Based on our experience in the first year, our professional development coaching program was expanded to a 3-year curriculum, with the expectations that coaches work with their assigned interns throughout their residency and receive training each year. The next steps to determine the value of this overall program will be a 3-year qualitative and quantitative evaluation of the curriculum, including the impact of the program on coaches and residents.
The addition of a coaching program, separate from performance evaluation and career advising and based on positive psychology methods, was feasible and highly acceptable to internal medicine interns and selected faculty coaches. Interns reported less emotional exhaustion and burnout than reported by the previous year's cohort.
Funding: The Josiah H. Macy Foundation provided $35,000 of funding through a President's Grant to support the establishment and operation of this program.
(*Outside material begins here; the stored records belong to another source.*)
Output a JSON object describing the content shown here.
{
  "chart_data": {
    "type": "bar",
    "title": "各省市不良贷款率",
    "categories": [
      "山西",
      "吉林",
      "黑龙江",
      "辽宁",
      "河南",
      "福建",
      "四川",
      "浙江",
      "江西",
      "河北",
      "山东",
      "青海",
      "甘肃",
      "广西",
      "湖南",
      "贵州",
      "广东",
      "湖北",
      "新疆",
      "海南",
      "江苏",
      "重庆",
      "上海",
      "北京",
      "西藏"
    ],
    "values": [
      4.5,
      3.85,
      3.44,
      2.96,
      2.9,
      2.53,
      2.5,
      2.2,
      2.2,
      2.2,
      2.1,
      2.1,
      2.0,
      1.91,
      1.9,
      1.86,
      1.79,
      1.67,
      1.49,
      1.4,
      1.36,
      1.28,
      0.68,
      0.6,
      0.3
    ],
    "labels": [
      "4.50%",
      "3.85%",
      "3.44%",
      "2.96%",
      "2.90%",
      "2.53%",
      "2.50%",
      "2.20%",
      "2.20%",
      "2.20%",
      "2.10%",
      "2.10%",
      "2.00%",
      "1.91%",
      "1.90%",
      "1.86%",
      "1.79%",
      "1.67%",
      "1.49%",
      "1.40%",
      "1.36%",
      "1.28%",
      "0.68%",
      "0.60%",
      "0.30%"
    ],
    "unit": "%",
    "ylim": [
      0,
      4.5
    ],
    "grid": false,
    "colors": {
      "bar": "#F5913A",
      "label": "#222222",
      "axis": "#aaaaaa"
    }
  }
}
Conflict of interest: The authors declare they have no competing interests.
The Professional Development Coaching Program model was presented in part during workshops at the Society for General Internal Medicine Annual Meeting in Denver, Colorado, April 2013, as well as at their Annual Meeting in San Diego, California, April 2014; and at the Association for Program Directors in Internal Medicine Spring Meeting in Orlando, Florida, April 2013, and their fall meeting in New Orleans, Louisiana, October 2013. Additionally, this program model was presented as an invited plenary at the Association for Program Directors in Internal Medicine Spring Meeting in Nashville, Tennessee, April 2014, and at an invited precourse at their Spring Meeting in Houston, Texas, April 2015.